9-hydroxy-10-oxo-12(Z),15(Z)-octadecadienoic acid, or KODA, is an agrochemical belonging to the class of plant oxylipins. Oxylipins are oxidized fatty acids, mostly derived from polyunsaturated fatty acids like linolenic, linoleic, and roughanic acids or their esters. Oxylipins, including KODA, help plants recover from stresses like physical injury, infections etc. Many plants naturally synthesize KODA; however, the amount is usually low in most, an exception being the free-floating duckweed species, Lemna paucicostata.
How could this genetic advantage of duckweed be imbued in other plants? The answer, it seems, lies in advanced biotechnology. Researchers from Tokyo Institute of Technology (Tokyo Tech) have developed a system for improving KODA production in plants using transgenic techniques. They introduced key genes involved in enhanced KODA production in duckweed in two separate plant species — Nicotiana benthamiana, related to the tobacco plant, and Arabidopsis thaliana, the Thale cress.
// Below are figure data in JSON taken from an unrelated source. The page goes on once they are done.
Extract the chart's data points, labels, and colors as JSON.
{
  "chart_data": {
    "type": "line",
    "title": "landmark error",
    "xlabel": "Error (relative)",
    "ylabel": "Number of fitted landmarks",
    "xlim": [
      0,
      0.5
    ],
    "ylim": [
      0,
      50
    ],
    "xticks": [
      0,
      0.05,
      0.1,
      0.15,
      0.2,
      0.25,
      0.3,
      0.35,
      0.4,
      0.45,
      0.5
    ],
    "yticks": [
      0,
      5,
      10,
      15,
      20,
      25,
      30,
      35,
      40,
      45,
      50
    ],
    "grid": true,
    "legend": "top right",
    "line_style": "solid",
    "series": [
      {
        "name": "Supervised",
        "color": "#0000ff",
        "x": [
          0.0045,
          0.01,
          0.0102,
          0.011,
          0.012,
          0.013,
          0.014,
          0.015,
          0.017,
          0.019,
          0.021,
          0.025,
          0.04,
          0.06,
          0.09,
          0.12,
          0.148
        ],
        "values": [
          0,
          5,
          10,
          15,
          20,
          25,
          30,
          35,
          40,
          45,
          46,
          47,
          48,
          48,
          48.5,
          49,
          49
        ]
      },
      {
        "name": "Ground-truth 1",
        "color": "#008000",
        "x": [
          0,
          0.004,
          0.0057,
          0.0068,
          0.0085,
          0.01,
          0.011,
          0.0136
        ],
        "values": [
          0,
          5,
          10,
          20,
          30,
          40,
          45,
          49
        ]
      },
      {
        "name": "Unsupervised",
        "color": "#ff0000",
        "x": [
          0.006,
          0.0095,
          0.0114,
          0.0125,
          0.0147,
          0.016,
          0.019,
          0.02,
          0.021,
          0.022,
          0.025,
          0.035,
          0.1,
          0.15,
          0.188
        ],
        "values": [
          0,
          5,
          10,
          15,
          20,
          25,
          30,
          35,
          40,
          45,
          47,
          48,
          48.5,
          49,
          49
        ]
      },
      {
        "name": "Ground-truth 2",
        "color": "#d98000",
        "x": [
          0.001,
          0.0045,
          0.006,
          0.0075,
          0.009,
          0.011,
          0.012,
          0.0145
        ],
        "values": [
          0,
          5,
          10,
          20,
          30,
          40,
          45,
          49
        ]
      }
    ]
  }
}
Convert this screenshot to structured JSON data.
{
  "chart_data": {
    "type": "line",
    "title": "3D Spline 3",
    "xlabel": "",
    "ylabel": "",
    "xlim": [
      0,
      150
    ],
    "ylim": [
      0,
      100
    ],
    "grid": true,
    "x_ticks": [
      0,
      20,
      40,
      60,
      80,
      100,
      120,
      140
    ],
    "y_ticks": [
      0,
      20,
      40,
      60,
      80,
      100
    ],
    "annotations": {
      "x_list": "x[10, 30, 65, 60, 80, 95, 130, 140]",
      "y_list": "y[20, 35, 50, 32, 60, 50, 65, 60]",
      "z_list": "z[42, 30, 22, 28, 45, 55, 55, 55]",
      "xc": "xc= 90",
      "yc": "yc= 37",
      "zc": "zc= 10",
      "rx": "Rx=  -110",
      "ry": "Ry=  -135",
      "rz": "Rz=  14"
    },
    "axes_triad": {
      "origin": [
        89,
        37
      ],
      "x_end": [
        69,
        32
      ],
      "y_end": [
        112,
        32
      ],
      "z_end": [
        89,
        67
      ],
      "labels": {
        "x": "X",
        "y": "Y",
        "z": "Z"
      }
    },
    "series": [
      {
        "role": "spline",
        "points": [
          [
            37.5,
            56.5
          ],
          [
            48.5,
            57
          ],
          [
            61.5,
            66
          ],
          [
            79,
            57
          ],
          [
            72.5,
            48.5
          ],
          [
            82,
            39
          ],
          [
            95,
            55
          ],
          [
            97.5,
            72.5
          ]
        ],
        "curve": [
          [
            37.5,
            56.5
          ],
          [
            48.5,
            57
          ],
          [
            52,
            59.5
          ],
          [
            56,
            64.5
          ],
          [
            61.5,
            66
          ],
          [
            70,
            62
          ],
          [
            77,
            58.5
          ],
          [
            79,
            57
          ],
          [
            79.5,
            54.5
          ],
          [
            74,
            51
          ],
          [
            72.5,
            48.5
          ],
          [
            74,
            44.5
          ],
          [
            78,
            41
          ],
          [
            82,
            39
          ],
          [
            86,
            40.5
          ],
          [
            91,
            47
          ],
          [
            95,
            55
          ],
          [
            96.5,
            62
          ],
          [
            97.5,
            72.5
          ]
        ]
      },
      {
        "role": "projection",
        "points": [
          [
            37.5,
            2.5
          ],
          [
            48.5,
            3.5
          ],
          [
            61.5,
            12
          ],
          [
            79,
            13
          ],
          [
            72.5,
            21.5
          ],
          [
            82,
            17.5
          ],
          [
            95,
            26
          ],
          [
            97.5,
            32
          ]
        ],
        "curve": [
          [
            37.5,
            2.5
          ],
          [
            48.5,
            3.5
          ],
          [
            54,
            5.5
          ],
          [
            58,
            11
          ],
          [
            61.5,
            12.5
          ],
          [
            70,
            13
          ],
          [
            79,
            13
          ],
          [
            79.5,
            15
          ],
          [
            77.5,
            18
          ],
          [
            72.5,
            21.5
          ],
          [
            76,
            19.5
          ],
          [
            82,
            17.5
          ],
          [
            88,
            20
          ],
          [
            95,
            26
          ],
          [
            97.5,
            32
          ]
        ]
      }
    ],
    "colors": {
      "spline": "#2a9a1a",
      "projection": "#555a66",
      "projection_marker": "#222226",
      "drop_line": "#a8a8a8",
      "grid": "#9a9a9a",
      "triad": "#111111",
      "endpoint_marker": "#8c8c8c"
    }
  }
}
The two key genes from the duckweed species that improved KODA production — 9-lipoxygenase (or 9-LOX), and allene oxide synthase (or AOS), when ectopically expressed in the study species, led to improved yield of KODA in both plants. However, there was interspecies variation in terms of the localization of KODA in the two species. In Nicotiana benthamiana, transient expression of 9-LOX and AOS led to increased expression of KODA in the leaves. However, in Arabidopsis thaliana, to achieve sustained KODA biosynthesis, the proteins coded by the two genes had to be localized to the subcellular structures plastids, endoplasmic reticulum, or lipid droplets. These findings have been published as a research article in the Journal of Experimental Botany.
Notably, in both the test plant models, the researchers were able to achieve better KODA production by incubating the leaf crude extracts over time. Explaining their technique further, Dr. Mie Shimojima, the corresponding author of the study, says, “By incubating the transgenic leaf crude extracts, we ensured the breakdown of certain lipids that release α-linolenic acid, which is the precursor of KODA. This led to an abundance of KODA over time.”
An improved physiological level of KODA could be a blessing for crop growers trying to maintain respectable yields in the face of increasing environmental vagaries. As Dr. Shimojima notes, “We have not only found the key to improving KODA production in plants but have also opened doors for future research on other oxylipins in different plant species.” In fact, the researchers strongly believe that their system could be adapted to mass produce diverse oxylipins for incorporation in fertilizers and pesticides.
Further studies are required for clarifying the effects of in planta-produced KODA on the physiology of plants. However, it may safely be said for the moment that the novel plant-based platform for improved KODA production, involving subcellular localization of key enzyme genes and incubation of the subsequent crude product, is a welcome development for the world of plant biotechnology.